El bosseman tiene razón, y es muy probable que la pesca resulte infructuosa. Finalmente intenta la aventura, y los sedales son puestos a la traína, pero, como era de prever, no «pica» ningún pez. Resulta evidente, además, que en estas aguas no hay mucha abundancia de peces.
Durante las jornadas del 28 y del 29 nuestras tentativas prosiguen en vano. Los trozos de bizcocho con los que se ceban los sedales se disuelven en el agua, y tenemos que renunciar. Además, consumimos inútilmente esta sustancia, que es nuestro único alimento, y ya estamos casi contando sus migajas.
Entonces, en última instancia, el bosseman trata de cebar los clavos de los sedales con un trozo de estopa. La señorita Herbey le da un trozo del chal rojo con que se cubre.

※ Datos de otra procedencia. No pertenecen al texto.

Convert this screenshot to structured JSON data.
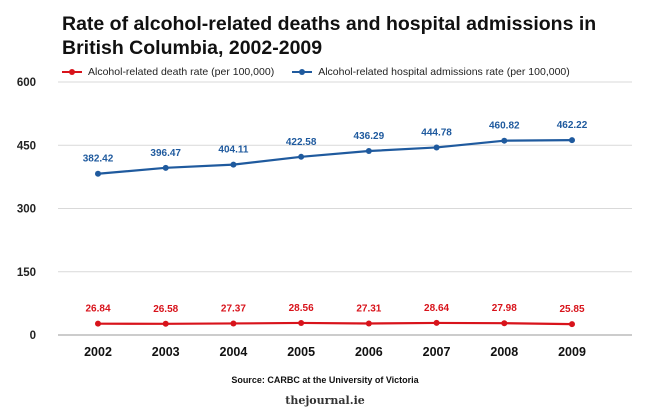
{
  "chart_data": {
    "type": "line",
    "title": "Rate of alcohol-related deaths and hospital admissions in British Columbia, 2002-2009",
    "categories": [
      "2002",
      "2003",
      "2004",
      "2005",
      "2006",
      "2007",
      "2008",
      "2009"
    ],
    "series": [
      {
        "name": "Alcohol-related death rate (per 100,000)",
        "color": "#d8131b",
        "values": [
          26.84,
          26.58,
          27.37,
          28.56,
          27.31,
          28.64,
          27.98,
          25.85
        ],
        "labels": [
          "26.84",
          "26.58",
          "27.37",
          "28.56",
          "27.31",
          "28.64",
          "27.98",
          "25.85"
        ]
      },
      {
        "name": "Alcohol-related hospital admissions rate (per 100,000)",
        "color": "#1f5a9e",
        "values": [
          382.42,
          396.47,
          404.11,
          422.58,
          436.29,
          444.78,
          460.82,
          462.22
        ],
        "labels": [
          "382.42",
          "396.47",
          "404.11",
          "422.58",
          "436.29",
          "444.78",
          "460.82",
          "462.22"
        ]
      }
    ],
    "ylim": [
      0,
      600
    ],
    "yticks": [
      "600",
      "450",
      "300",
      "150",
      "0"
    ],
    "ytick_values": [
      600,
      450,
      300,
      150,
      0
    ],
    "grid": true,
    "xlabel": "",
    "ylabel": "",
    "legend_position": "top"
  },
  "source": "Source: CARBC at the University of Victoria",
  "brand": "thejournal.ie"
}
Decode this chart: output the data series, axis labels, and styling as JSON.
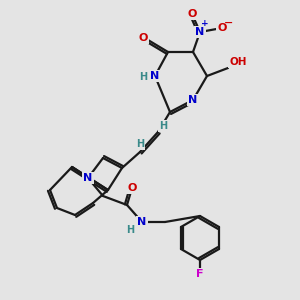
{
  "bg_color": "#e4e4e4",
  "bond_color": "#1a1a1a",
  "atom_colors": {
    "N": "#0000cc",
    "O": "#cc0000",
    "F": "#cc00cc",
    "H": "#3a8a8a",
    "C": "#1a1a1a"
  },
  "figsize": [
    3.0,
    3.0
  ],
  "dpi": 100
}
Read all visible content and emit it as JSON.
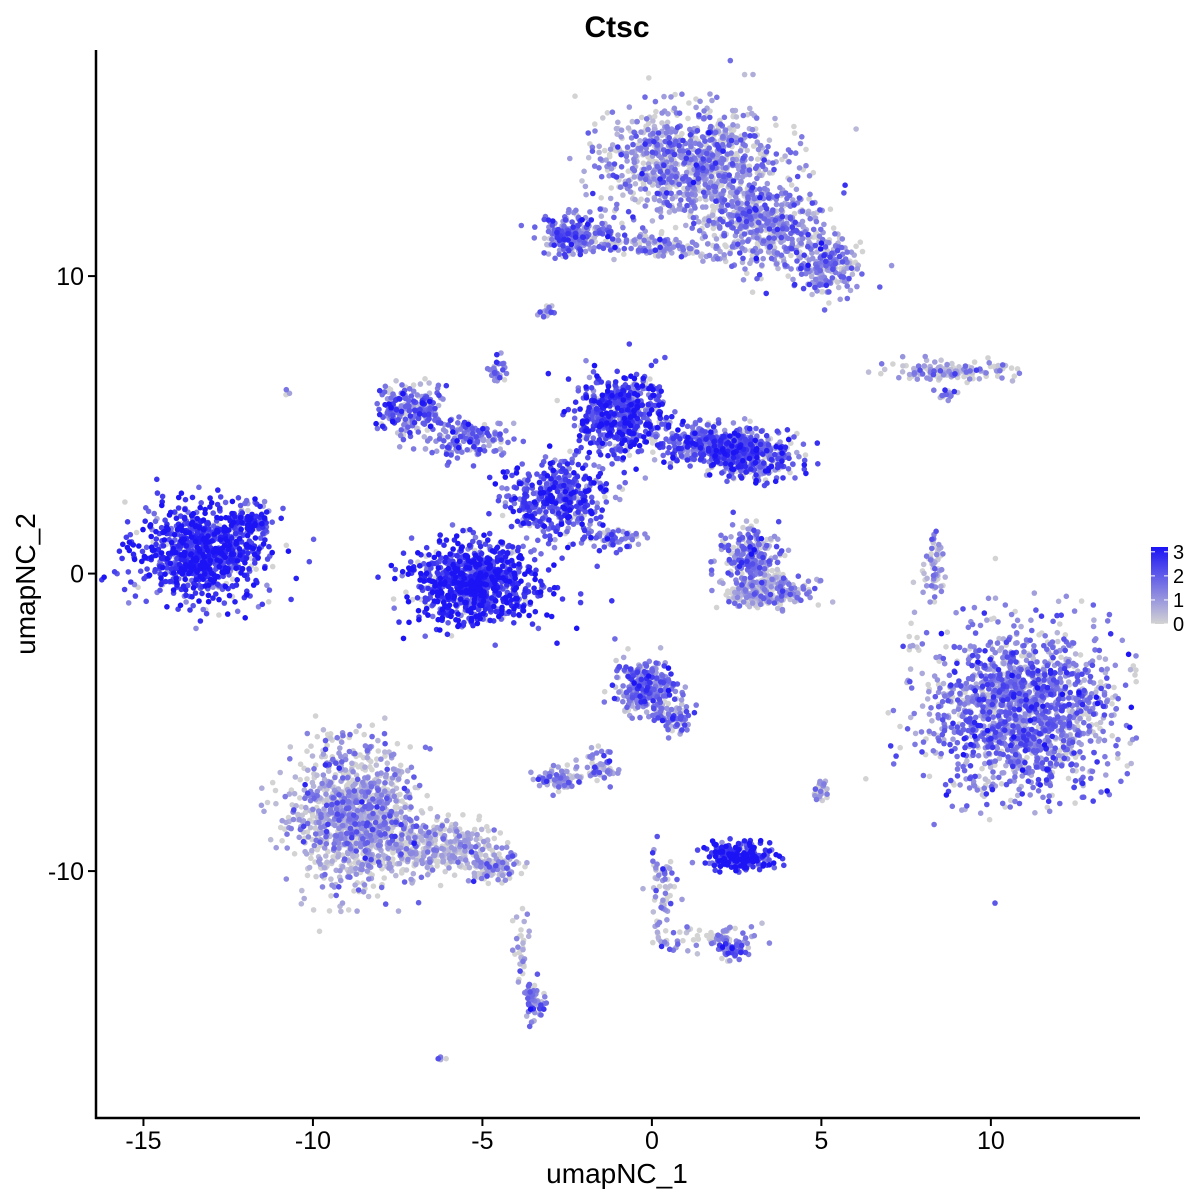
{
  "chart_data": {
    "type": "scatter",
    "title": "Ctsc",
    "xlabel": "umapNC_1",
    "ylabel": "umapNC_2",
    "xlim": [
      -16.4,
      14.4
    ],
    "ylim": [
      -18.3,
      17.6
    ],
    "x_ticks": [
      -15,
      -10,
      -5,
      0,
      5,
      10
    ],
    "x_tick_labels": [
      "-15",
      "-10",
      "-5",
      "0",
      "5",
      "10"
    ],
    "y_ticks": [
      -10,
      0,
      10
    ],
    "y_tick_labels": [
      "-10",
      "0",
      "10"
    ],
    "grid": false,
    "legend": {
      "placement": "right",
      "type": "colorbar",
      "values": [
        "3",
        "2",
        "1",
        "0"
      ],
      "range": [
        0,
        3.2
      ],
      "low_color": "#d3d3d3",
      "high_color": "#1c14f5"
    },
    "point_color_encodes": "expression level",
    "clusters": [
      {
        "cx": -13.3,
        "cy": 0.7,
        "sx": 1.3,
        "sy": 1.05,
        "n": 900,
        "expr": 2.6
      },
      {
        "cx": -11.8,
        "cy": 1.7,
        "sx": 0.45,
        "sy": 0.4,
        "n": 90,
        "expr": 2.3
      },
      {
        "cx": -5.2,
        "cy": -0.3,
        "sx": 1.25,
        "sy": 0.9,
        "n": 900,
        "expr": 2.7
      },
      {
        "cx": -2.8,
        "cy": 2.5,
        "sx": 1.0,
        "sy": 0.9,
        "n": 450,
        "expr": 2.2
      },
      {
        "cx": -0.9,
        "cy": 5.3,
        "sx": 0.85,
        "sy": 0.9,
        "n": 600,
        "expr": 2.3
      },
      {
        "cx": 1.8,
        "cy": 4.3,
        "sx": 1.0,
        "sy": 0.45,
        "n": 400,
        "expr": 1.9
      },
      {
        "cx": 3.0,
        "cy": 3.9,
        "sx": 0.9,
        "sy": 0.5,
        "n": 330,
        "expr": 2.0
      },
      {
        "cx": -7.2,
        "cy": 5.5,
        "sx": 0.6,
        "sy": 0.55,
        "n": 220,
        "expr": 1.8
      },
      {
        "cx": -5.5,
        "cy": 4.6,
        "sx": 0.8,
        "sy": 0.5,
        "n": 150,
        "expr": 1.6
      },
      {
        "cx": -4.5,
        "cy": 6.8,
        "sx": 0.2,
        "sy": 0.3,
        "n": 30,
        "expr": 1.5
      },
      {
        "cx": -1.0,
        "cy": 1.2,
        "sx": 0.55,
        "sy": 0.25,
        "n": 60,
        "expr": 1.5
      },
      {
        "cx": 1.2,
        "cy": 13.8,
        "sx": 1.7,
        "sy": 1.2,
        "n": 1000,
        "expr": 1.1
      },
      {
        "cx": 3.3,
        "cy": 11.7,
        "sx": 1.3,
        "sy": 0.9,
        "n": 500,
        "expr": 1.1
      },
      {
        "cx": 5.2,
        "cy": 10.2,
        "sx": 0.7,
        "sy": 0.6,
        "n": 200,
        "expr": 1.3
      },
      {
        "cx": -2.2,
        "cy": 11.4,
        "sx": 0.75,
        "sy": 0.45,
        "n": 220,
        "expr": 1.6
      },
      {
        "cx": 0.1,
        "cy": 11.0,
        "sx": 1.2,
        "sy": 0.25,
        "n": 120,
        "expr": 1.0
      },
      {
        "cx": -3.1,
        "cy": 8.8,
        "sx": 0.15,
        "sy": 0.15,
        "n": 15,
        "expr": 1.3
      },
      {
        "cx": 8.7,
        "cy": 6.8,
        "sx": 1.1,
        "sy": 0.22,
        "n": 150,
        "expr": 0.6
      },
      {
        "cx": 8.7,
        "cy": 6.0,
        "sx": 0.2,
        "sy": 0.15,
        "n": 15,
        "expr": 0.9
      },
      {
        "cx": 2.9,
        "cy": 0.6,
        "sx": 0.55,
        "sy": 0.7,
        "n": 220,
        "expr": 1.4
      },
      {
        "cx": 3.4,
        "cy": -0.6,
        "sx": 0.85,
        "sy": 0.35,
        "n": 250,
        "expr": 0.7
      },
      {
        "cx": 8.3,
        "cy": 0.1,
        "sx": 0.18,
        "sy": 0.7,
        "n": 60,
        "expr": 0.7
      },
      {
        "cx": 10.9,
        "cy": -4.6,
        "sx": 1.8,
        "sy": 1.8,
        "n": 1600,
        "expr": 1.5
      },
      {
        "cx": -0.2,
        "cy": -3.8,
        "sx": 0.6,
        "sy": 0.6,
        "n": 300,
        "expr": 1.5
      },
      {
        "cx": 0.7,
        "cy": -4.8,
        "sx": 0.35,
        "sy": 0.4,
        "n": 70,
        "expr": 1.3
      },
      {
        "cx": -1.6,
        "cy": -6.5,
        "sx": 0.45,
        "sy": 0.4,
        "n": 60,
        "expr": 1.2
      },
      {
        "cx": -2.8,
        "cy": -6.9,
        "sx": 0.45,
        "sy": 0.25,
        "n": 80,
        "expr": 0.9
      },
      {
        "cx": 2.6,
        "cy": -9.5,
        "sx": 0.6,
        "sy": 0.3,
        "n": 220,
        "expr": 2.8
      },
      {
        "cx": -8.8,
        "cy": -8.2,
        "sx": 1.2,
        "sy": 1.5,
        "n": 1100,
        "expr": 0.8
      },
      {
        "cx": -6.3,
        "cy": -9.2,
        "sx": 1.3,
        "sy": 0.6,
        "n": 350,
        "expr": 0.6
      },
      {
        "cx": -4.7,
        "cy": -9.9,
        "sx": 0.5,
        "sy": 0.25,
        "n": 100,
        "expr": 0.5
      },
      {
        "cx": -3.5,
        "cy": -14.4,
        "sx": 0.2,
        "sy": 0.45,
        "n": 60,
        "expr": 1.4
      },
      {
        "cx": -3.9,
        "cy": -12.5,
        "sx": 0.15,
        "sy": 0.9,
        "n": 30,
        "expr": 0.4
      },
      {
        "cx": 0.3,
        "cy": -10.8,
        "sx": 0.3,
        "sy": 1.0,
        "n": 60,
        "expr": 1.0
      },
      {
        "cx": 1.8,
        "cy": -12.3,
        "sx": 1.0,
        "sy": 0.3,
        "n": 80,
        "expr": 0.9
      },
      {
        "cx": 2.4,
        "cy": -12.7,
        "sx": 0.25,
        "sy": 0.2,
        "n": 40,
        "expr": 1.8
      },
      {
        "cx": 5.0,
        "cy": -7.3,
        "sx": 0.2,
        "sy": 0.25,
        "n": 30,
        "expr": 0.9
      },
      {
        "cx": -6.2,
        "cy": -16.3,
        "sx": 0.1,
        "sy": 0.08,
        "n": 5,
        "expr": 0.8
      },
      {
        "cx": -10.7,
        "cy": 6.1,
        "sx": 0.08,
        "sy": 0.08,
        "n": 4,
        "expr": 1.8
      },
      {
        "cx": 7.7,
        "cy": -2.1,
        "sx": 0.15,
        "sy": 0.4,
        "n": 8,
        "expr": 0.3
      }
    ]
  }
}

Tal vez el trapo, al brillar bajo las aguas, atraiga a cualquier pez voraz.
Este nuevo intento se lleva a cabo en la jornada del 30. Durante varias horas los sedales son lanzados al agua, pero, cuando se cobran, él trapo rojo continúa intacto.
El bosseman está totalmente desanimado. Una nueva posibilidad que se le frustra. ¡Qué no daríamos por ese primer pez que tal vez nos permitiría pescar otros!
—Todavía nos queda un medio para cebar nuestros sedales —me dice el bosseman en voz baja.
—¿Cuál? —le pregunto.
—¡Ya lo verá usted! —responde el bosseman, mirándome de una forma muy curiosa.
¿Qué significan estas palabras pronunciadas por un hombre que siempre me ha parecido muy reservado? He estado pensando en ellas durante toda la noche.